A topological attractor of vortices as a clock generator based on polariton superfluids

TL;DR

This paper demonstrates a topologically protected, persistent oscillatory vortex dynamics in a polariton superfluid, functioning as a stable, tunable clock generator with bistability and controllable frequency states.

Contribution

It introduces a novel topological attractor in polariton superfluids that enables stable, tunable oscillations for potential applications in photonic clock devices.

Findings

Persistent oscillations at GHz frequencies driven by vortex dynamics.

The attractor's stability against perturbations.
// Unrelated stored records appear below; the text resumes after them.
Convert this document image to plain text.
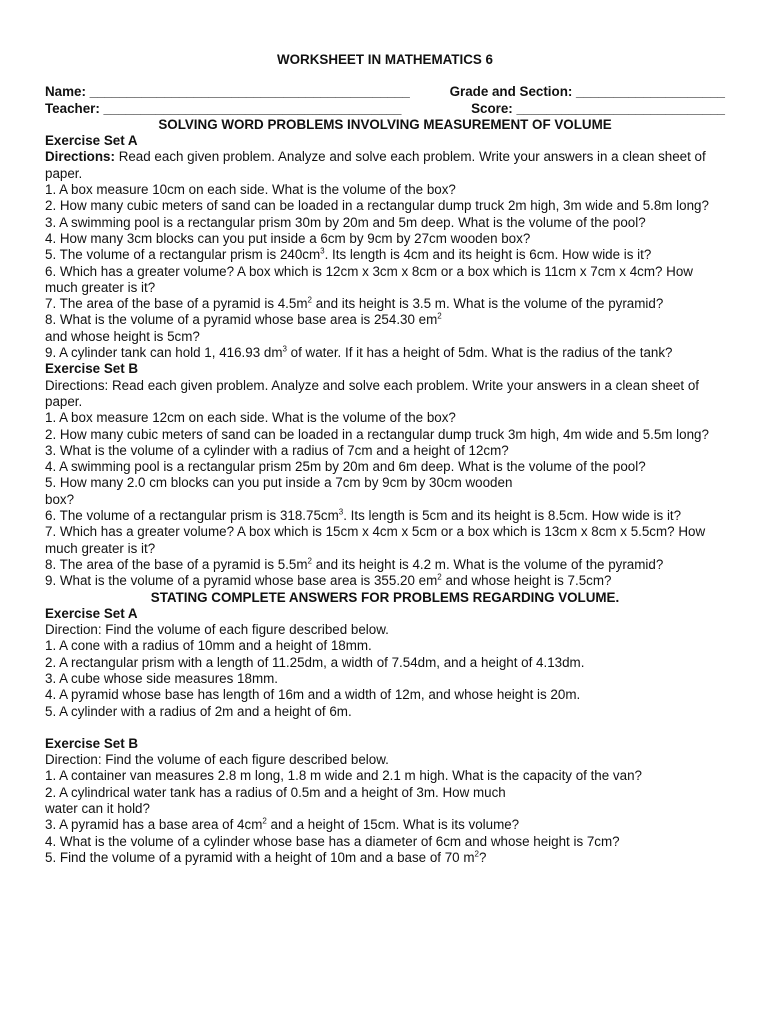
WORKSHEET IN MATHEMATICS 6
Name: ___________________________________________	Grade and Section: ____________________
Teacher: ________________________________________	Score: ____________________________
SOLVING WORD PROBLEMS INVOLVING MEASUREMENT OF VOLUME
Exercise Set A
Directions: Read each given problem. Analyze and solve each problem. Write your answers in a clean sheet of paper.
1. A box measure 10cm on each side. What is the volume of the box?
2. How many cubic meters of sand can be loaded in a rectangular dump truck 2m high, 3m wide and 5.8m long?
3. A swimming pool is a rectangular prism 30m by 20m and 5m deep. What is the volume of the pool?
4. How many 3cm blocks can you put inside a 6cm by 9cm by 27cm wooden box?
5. The volume of a rectangular prism is $240cm^3$. Its length is 4cm and its height is 6cm. How wide is it?
6. Which has a greater volume? A box which is 12cm x 3cm x 8cm or a box which is 11cm x 7cm x 4cm? How much greater is it?
7. The area of the base of a pyramid is $4.5m^2$ and its height is 3.5 m. What is the volume of the pyramid?
8. What is the volume of a pyramid whose base area is 254.30 $em^2$
and whose height is 5cm?
9. A cylinder tank can hold 1, 416.93 $dm^3$ of water. If it has a height of 5dm. What is the radius of the tank?
Exercise Set B
Directions: Read each given problem. Analyze and solve each problem. Write your answers in a clean sheet of paper.
1. A box measure 12cm on each side. What is the volume of the box?
2. How many cubic meters of sand can be loaded in a rectangular dump truck 3m high, 4m wide and 5.5m long?
3. What is the volume of a cylinder with a radius of 7cm and a height of 12cm?
4. A swimming pool is a rectangular prism 25m by 20m and 6m deep. What is the volume of the pool?
5. How many 2.0 cm blocks can you put inside a 7cm by 9cm by 30cm wooden
box?
6. The volume of a rectangular prism is $318.75cm^3$. Its length is 5cm and its height is 8.5cm. How wide is it?
7. Which has a greater volume? A box which is 15cm x 4cm x 5cm or a box which is 13cm x 8cm x 5.5cm? How much greater is it?
8. The area of the base of a pyramid is $5.5m^2$ and its height is 4.2 m. What is the volume of the pyramid?
9. What is the volume of a pyramid whose base area is 355.20 $em^2$ and whose height is 7.5cm?
STATING COMPLETE ANSWERS FOR PROBLEMS REGARDING VOLUME.
Exercise Set A
Direction: Find the volume of each figure described below.
1. A cone with a radius of 10mm and a height of 18mm.
2. A rectangular prism with a length of 11.25dm, a width of 7.54dm, and a height of 4.13dm.
3. A cube whose side measures 18mm.
4. A pyramid whose base has length of 16m and a width of 12m, and whose height is 20m.
5. A cylinder with a radius of 2m and a height of 6m.
Exercise Set B
Direction: Find the volume of each figure described below.
1. A container van measures 2.8 m long, 1.8 m wide and 2.1 m high. What is the capacity of the van?
2. A cylindrical water tank has a radius of 0.5m and a height of 3m. How much
water can it hold?
3. A pyramid has a base area of $4cm^2$ and a height of 15cm. What is its volume?
4. What is the volume of a cylinder whose base has a diameter of 6cm and whose height is 7cm?
5. Find the volume of a pyramid with a height of 10m and a base of 70 $m^2$?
Frequency tunability and bistability via pump control.

Abstract

We reveal a topologically protected persistent oscillatory dynamics of a polariton superfluid, which is driven non-resonantly by a super-Gaussian laser beam in a planar semiconductor microcavity subjected to an external C-shape potential. We find persistent oscillations, characterized by a topological attractor, that are based on the dynamical behavior of small Josephson vortices rotating around the outside edge of the central vortex. The attractor is being formed due to the inverse energy cascade accompanied by the growth of the incompressible kinetic energy. The attractor displays a remarkable stability towards perturbations and it may be tuned by the pump laser intensity to two distinct frequency ranges: 20.16$\pm$0.14 GHz and 48.4$\pm$1.2 GHz. This attractor is bistable due to the chirality of the vortex. The switching between two stable states is achieved by altering the pump power or by adding an extra incoherent Gaussian pump beam.